The way Victoria’s Country Fire Authority is funded is unfair and should be changed, according to the state’s National Party.
The Nationals are pushing for a review of the fire services levy which property owners pay as part of their fire insurance premium.
The levy comprises 26 percent of country Victorians’ premiums and can raise their insurance premiums by up to 68 per cent. The government recently announced a 5 per cent increase in the levy.
The money the levy raises goes to the CFA. More than 77 per cent of the authority’s total annual expenditure comes from insurance companies, with the Victorian Government contributing the balance of 22.5 per cent.
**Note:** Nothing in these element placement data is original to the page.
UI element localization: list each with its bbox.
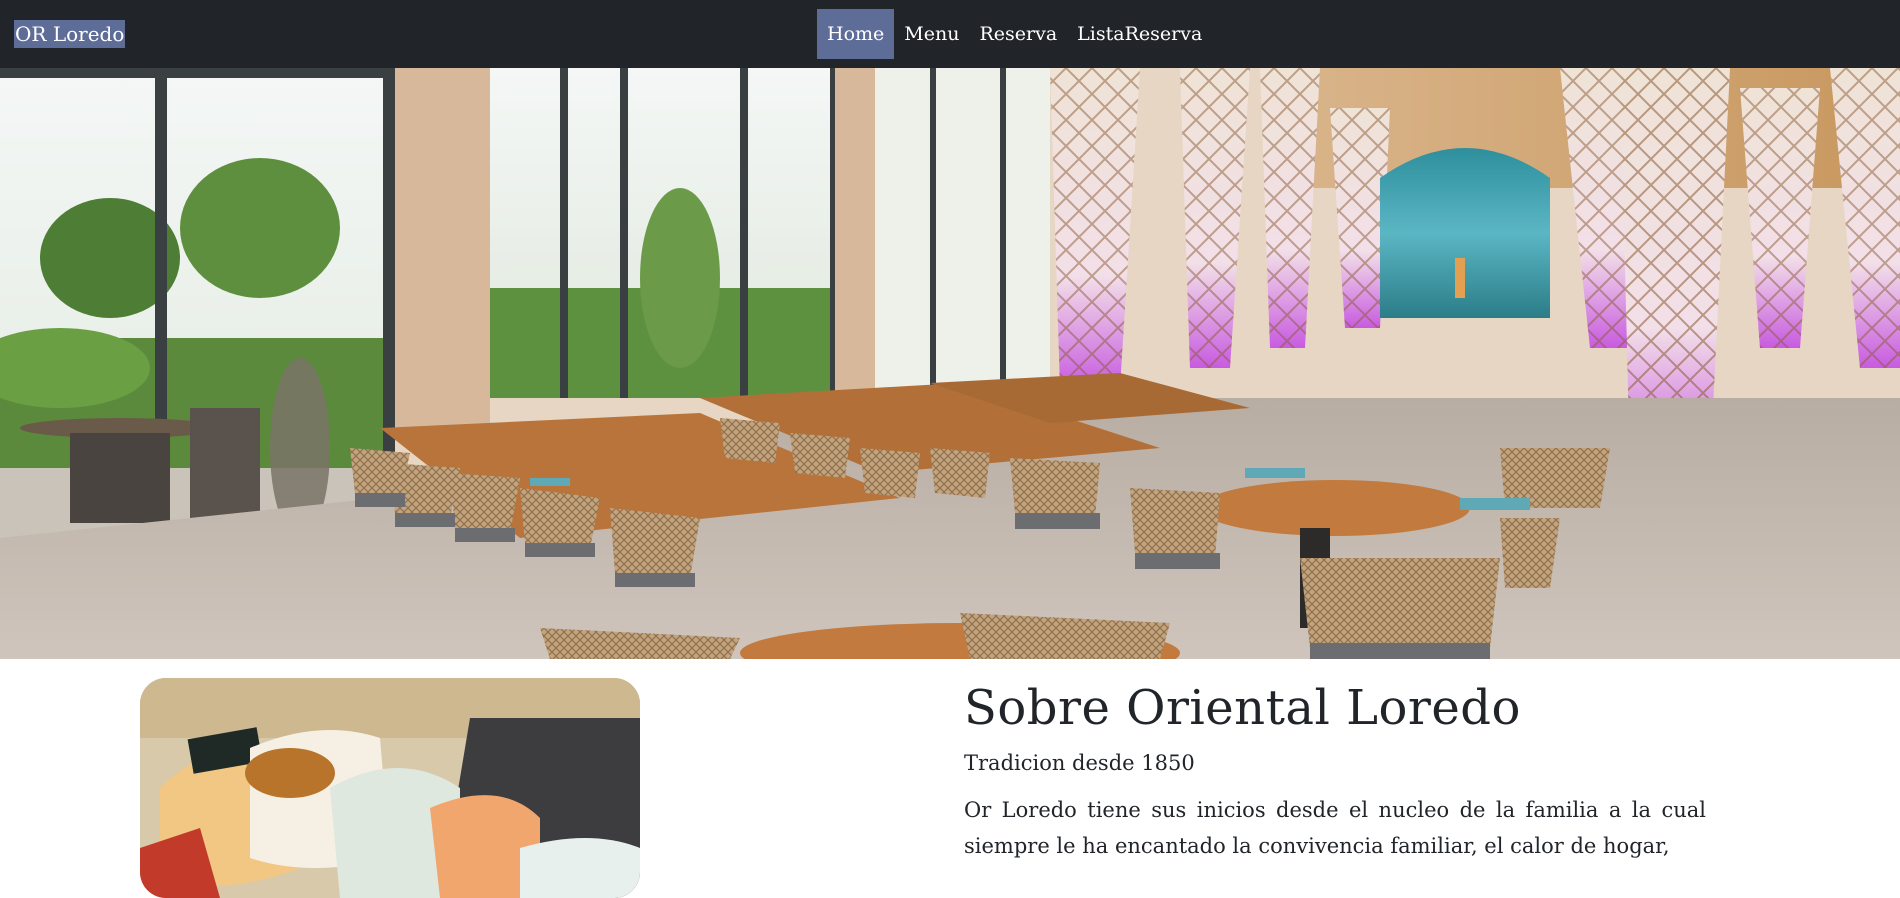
nav-link-lista-reserva[interactable]: ListaReserva — [1067, 9, 1212, 59]
about-body: Or Loredo tiene sus inicios desde el nuc… — [964, 798, 1706, 858]
nav-links: Home Menu Reserva ListaReserva — [817, 9, 1212, 59]
sushi-image — [140, 678, 640, 898]
nav-link-menu[interactable]: Menu — [894, 9, 969, 59]
sushi-photo — [140, 678, 640, 898]
about-title: Sobre Oriental Loredo — [964, 680, 1521, 736]
about-subtitle: Tradicion desde 1850 — [964, 751, 1195, 775]
restaurant-interior-photo — [0, 68, 1900, 659]
about-section: Sobre Oriental Loredo Tradicion desde 18… — [964, 678, 1706, 864]
navbar: OR Loredo Home Menu Reserva ListaReserva — [0, 0, 1900, 68]
hero-image — [0, 68, 1900, 659]
nav-link-reserva[interactable]: Reserva — [969, 9, 1067, 59]
brand-link[interactable]: OR Loredo — [14, 20, 126, 48]
nav-link-home[interactable]: Home — [817, 9, 895, 59]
After the February bushfires, it became apparent about 30 per cent of houses lost were not insured.
Nationals Leader and Showdow Miniter for Bushfire Response Peter Ryan said Victorians who failed to insure their properties against fire were not contributing to the upkeep of the CFA.
"You have 100 per cent of the population being able to access fire services but only about 70 per cent of the people are paying the fire insurance levy," he said.
Mr Ryan has written to the Henry Review of Australia’s taxation system, a federal inquiry, and the Bushfires Royal Commission asking for the Fire Services Levy to be reviewed.
He said a Victorian Liberal Nationals Coalition in government would review the existing arrangement and implement a fairer system.
The levy was essentially a tax on insurance premiums to fund fire services, including the CFA, and meant people who insured their home against fire paid for those who did not.
"There are other fairer models in other states which more evenly distribute the cost of funding fire services," Mr Ryan said.
"It is vital that the CFA gets proper funding, but the question is how best to do it."
The Insurance Council of Australia welcomed Mr Ryan’s moves, saying the current system place an unfair and inappropriate burden on insurance.
"The combined effects of the Victorian fire funding system, state stamp duty and the GST can add up to 50 per cent of the cost of a residential general insurance premium in Victoria." the council said.
Echuca Fire Brigade captain Paul Nicoll said it was important for people to insure their properties so they could replace losses through their insurance companies.
Last year, the brigade attended more than 20 fires involving buildings, including two houses and a church hall.
"Most of the properties we attend are insured, though sometimes the contents aren’t" he said.
"We will always attend a fire whether the property has insurance cover or not."